Inflight connectivity provider Global Eagle Entertainment has been trying to crack into the Chinese market for a few years. The company holds agreements with Chinese telecom firms to help streamline the process of bringing its brand of Ku-band satellite-supported inflight Internet to airlines in the region. In recent weeks, Global Eagle has taken an important step closer to realizing its goal.
The company received Chinese certification via validation of supplemental type certificate (VSTC) to install its system on an Air China Boeing 777, after receiving FAA STC for the type. “So the system is installed; we’re waiting for a few final check-offs from communication authorities in China before we start offering this,” says Global Eagle CEO Dave Davis.
Though the Global Eagle Ku connectivity system isn’t yet operating in revenue service, its capabilities were demonstrated on 10 March when China’s national news agency broadcast live television between the country’s legislature and the Air China 777 aircraft. The satellite connection successfully managed the transmission on the ground and in the air, including a live television crew that was filming on board the aircraft, says Global Eagle. Additionally, passengers were able to use the connectivity solution to browse the Internet, chat, shop and stream movies and television shows while in-flight. It’s not clear how much Ku capacity was used, or the cost incurred, to cover the heavy-bandwidth applications tested on this flight.

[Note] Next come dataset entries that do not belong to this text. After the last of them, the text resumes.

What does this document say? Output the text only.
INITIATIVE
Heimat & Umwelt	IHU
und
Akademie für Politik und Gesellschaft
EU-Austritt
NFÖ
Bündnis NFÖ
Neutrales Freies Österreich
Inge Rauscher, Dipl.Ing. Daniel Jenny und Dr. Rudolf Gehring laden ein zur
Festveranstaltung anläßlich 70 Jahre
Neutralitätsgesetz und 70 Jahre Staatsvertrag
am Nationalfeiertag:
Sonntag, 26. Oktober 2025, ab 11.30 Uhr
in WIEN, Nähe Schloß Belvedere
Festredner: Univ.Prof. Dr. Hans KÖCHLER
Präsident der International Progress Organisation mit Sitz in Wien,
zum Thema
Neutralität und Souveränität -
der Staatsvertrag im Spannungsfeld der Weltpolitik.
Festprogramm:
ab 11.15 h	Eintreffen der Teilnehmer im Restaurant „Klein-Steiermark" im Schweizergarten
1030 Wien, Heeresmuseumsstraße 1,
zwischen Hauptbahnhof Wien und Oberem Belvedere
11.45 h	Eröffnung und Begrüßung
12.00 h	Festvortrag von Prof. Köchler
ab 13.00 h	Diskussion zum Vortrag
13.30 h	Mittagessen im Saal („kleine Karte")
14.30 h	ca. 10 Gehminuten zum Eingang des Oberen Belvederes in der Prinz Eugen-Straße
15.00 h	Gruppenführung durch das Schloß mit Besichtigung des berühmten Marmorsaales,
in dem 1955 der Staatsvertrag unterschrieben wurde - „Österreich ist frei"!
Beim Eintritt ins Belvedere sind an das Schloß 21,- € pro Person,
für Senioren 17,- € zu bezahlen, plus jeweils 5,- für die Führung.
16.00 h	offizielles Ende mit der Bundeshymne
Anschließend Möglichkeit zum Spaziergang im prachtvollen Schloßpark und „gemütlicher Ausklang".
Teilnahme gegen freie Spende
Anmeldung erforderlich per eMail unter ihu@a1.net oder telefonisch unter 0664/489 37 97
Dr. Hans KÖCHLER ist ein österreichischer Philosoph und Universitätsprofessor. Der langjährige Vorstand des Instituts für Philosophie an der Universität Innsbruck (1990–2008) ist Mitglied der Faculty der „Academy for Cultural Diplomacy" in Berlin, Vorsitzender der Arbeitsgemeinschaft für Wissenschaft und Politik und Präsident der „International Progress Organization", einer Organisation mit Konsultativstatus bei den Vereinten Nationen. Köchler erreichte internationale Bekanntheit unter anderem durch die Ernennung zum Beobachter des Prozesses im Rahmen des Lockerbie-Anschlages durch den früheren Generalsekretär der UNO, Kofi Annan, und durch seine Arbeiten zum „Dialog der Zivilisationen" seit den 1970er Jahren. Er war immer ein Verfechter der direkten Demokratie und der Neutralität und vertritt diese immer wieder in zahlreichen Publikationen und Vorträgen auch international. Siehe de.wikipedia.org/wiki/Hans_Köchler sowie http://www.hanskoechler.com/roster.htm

It also wasn’t the first inflight Internet test on Air China and won’t be the last. In 2014 the carrier tested air-to-ground (ATG)-supported connectivity between Beijing and Chengdu (do let Google translate the Sina news report for you). A company called Hangong AirNet claims that while its name didn’t necessarily garner the headlines for this test, it provided the necessary technology and operational support for Air China.
“We are the team to provide technology and operation support. Right now, some Chinese airlines are very interested in our ATG and business negotiation is ongoing very well,” Hangong AirNet vice president Harry (Rui) He told RGN last year, and pointed us to a video of the demonstration.
It remains to be seen if China’s infrastructure will support ATG connectivity for the region’s airlines on a mass scale, but carriers are gravitating towards this kind of service over landmasses because the systems are lighter, less expensive, less costly and far less complex than satellite systems. Simply put, it’s easier for an aircraft traveling 500 miles per hour to talk to cell towers that are on the ground pointing up. That’s why Gogo – which operates an ATG network in the United States – is committed to participating in an auction of licenses to support next generation ATG service, and why Inmarsat is developing a hybrid ATG/S-band solution for Europe.
“By the way, we think ATG and satellite is complement, which is realized nicely by Gogo,” said Harry (Rui) He.
But satellite-supported connectivity is needed for over-water coverage, thus the reason why Panasonic Avionics and now Global Eagle have been making gains with their Ku-band systems. China Airlines offers Panasonic Avionics Ku-band connectivity on Boeing 777-300ER aircraft. And last year China Eastern Airlines also tested Panasonic Ku connectivity system on an Airbus A330, as part of a wider roll-out plan.
Air China also plans to trial Inmarsat’s Ka-band-based Global Xpress service when it comes on line later this year. Honeywell brokered the MOU with Air China, as it is providing terminal units for the entire Global Xpress program.
Meanwhile, Global Eagle is celebrating its latest milestone with Air China, and awaits final approval to formally start the 777 trial. “We are are continuing to work closely with Air China and other parties in China to continue our progress toward launching inflight connectivity in China” says a Global Eagle spokeswoman in answer to a question about when Internet will be offered in revenue service.
The company will continue to invest in China as it sees “a huge market there and I think we’re really well positioned”, says company CEO Davis. But he cautions, “I would say the relationship between a successful trial and a linear conclusion to installs is not 100% predictable. [There are] a lot of complications with broadcasting Internet in China. We’ll continue to invest and push it forward; there [is the]possibility we’ll get installs in the fleet this year, and a possibility it flips into next year.”